Take a risk. Make a change. Use the evidence to support the decision to do so. Assess the results after a predetermined amount of time. Make adjustments. Keep going.

Prescribed Fires Don’t Change Prejudice

It’s possible to disagree with certain behaviors without judgment.

I sometimes find it difficult to compassionately see those who chose prejudice. To me, it is a bad choice to discount a person because of sexual orientation or skin color or sex or anything that a person is born with or into. It’s also a choice that harms.

But I understand thin-slicing and why we do it. I also understand how difficult it is to clearly view ourselves, to go within and examine or re-examine choices that have become second nature.

It takes insight. It takes energy. It takes courage. It takes a willingness to be discounted by the group(s) that we belong to, and therefore it may lead to facing decisions that we are not ready to make.

For many, it seems like people who continue to believe stereo-types are simply not trying hard enough. Some take it to the extreme and believe that those who practice prejudice are assholes or stupid or lazy.

But these are people who were raised with certain values that are entrenched in fears that have been passed down through generations. Facing these tangles is impossible until we can see them. And it takes courage to see them.

As much as I hate the act of prejudice, I do not hate those who practice it. I try my best to avoid thin-slicing in every situation. And I believe that, though it might be easier to judge people who are stuck in old fears, judgment is never the answer. It does nothing to encourage people to change. Even when we’re dealing with people who will never change – even when we take away the hope that certain behavior will change in certain people – holding onto judgment as a comfort to ourselves does not truly comfort. At least, it doesn’t comfort me. It makes me feel icky. Because it makes me feel icky, I’m motivated to assess behavior and situations instead of making judgments about a person as a whole.

When we judge, we are discounting and dismissing people as a whole. The alternative to judgment is assessment. We can choose to view everyone through compassionate eyes, assessing actions and how those actions impact us or those around us. And then we can make choices based on those assessments. Assessing compassionately includes taking into account the motivation for these actions.

This is a judgment: Everyone who is prejudice is an asshole

Judgment often leads to statements like: fuck them

This is an assessment: That man is afraid to see openly-gay males as safe leaders

Assessment often leads to compassionate questions like: why?

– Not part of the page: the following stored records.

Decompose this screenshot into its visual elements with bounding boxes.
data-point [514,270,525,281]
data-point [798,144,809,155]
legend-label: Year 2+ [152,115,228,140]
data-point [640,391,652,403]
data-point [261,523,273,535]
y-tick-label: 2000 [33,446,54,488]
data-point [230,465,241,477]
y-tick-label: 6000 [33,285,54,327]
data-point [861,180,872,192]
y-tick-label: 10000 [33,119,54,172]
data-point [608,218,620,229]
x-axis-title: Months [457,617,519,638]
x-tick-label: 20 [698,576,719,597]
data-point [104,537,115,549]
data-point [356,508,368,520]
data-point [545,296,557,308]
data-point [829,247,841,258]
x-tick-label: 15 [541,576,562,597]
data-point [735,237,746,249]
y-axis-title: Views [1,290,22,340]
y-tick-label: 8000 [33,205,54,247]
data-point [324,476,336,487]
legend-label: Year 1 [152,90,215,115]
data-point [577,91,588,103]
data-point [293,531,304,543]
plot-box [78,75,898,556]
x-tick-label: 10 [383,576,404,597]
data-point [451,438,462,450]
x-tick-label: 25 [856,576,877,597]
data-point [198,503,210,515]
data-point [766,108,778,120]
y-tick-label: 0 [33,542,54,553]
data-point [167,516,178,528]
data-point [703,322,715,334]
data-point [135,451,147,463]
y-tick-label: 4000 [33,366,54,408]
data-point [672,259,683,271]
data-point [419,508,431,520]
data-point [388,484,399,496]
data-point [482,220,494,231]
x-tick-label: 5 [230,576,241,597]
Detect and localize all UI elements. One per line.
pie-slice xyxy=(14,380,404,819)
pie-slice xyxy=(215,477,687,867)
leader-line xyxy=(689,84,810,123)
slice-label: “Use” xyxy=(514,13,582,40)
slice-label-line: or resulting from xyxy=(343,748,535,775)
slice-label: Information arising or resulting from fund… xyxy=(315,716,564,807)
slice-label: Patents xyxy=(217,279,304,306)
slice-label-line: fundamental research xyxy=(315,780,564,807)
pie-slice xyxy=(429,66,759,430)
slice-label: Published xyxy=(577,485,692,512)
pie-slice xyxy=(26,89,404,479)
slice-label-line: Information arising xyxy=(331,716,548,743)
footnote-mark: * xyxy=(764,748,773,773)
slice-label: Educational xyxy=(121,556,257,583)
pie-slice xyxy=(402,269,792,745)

It’s a completely different thought process.

A judgment is a judgment. I don’t think judgment makes a positive impact on any person. In fact, judgment, often incorrectly thought to motivate, sucks energy and motivation from a person. This includes judging ourselves, which we often take on after learning to judge through role-modeling.

I’m not saying that being compassionate means making friends with someone who holds values that don’t match up with my values. It’s possible to disagree with certain behaviors without judgment.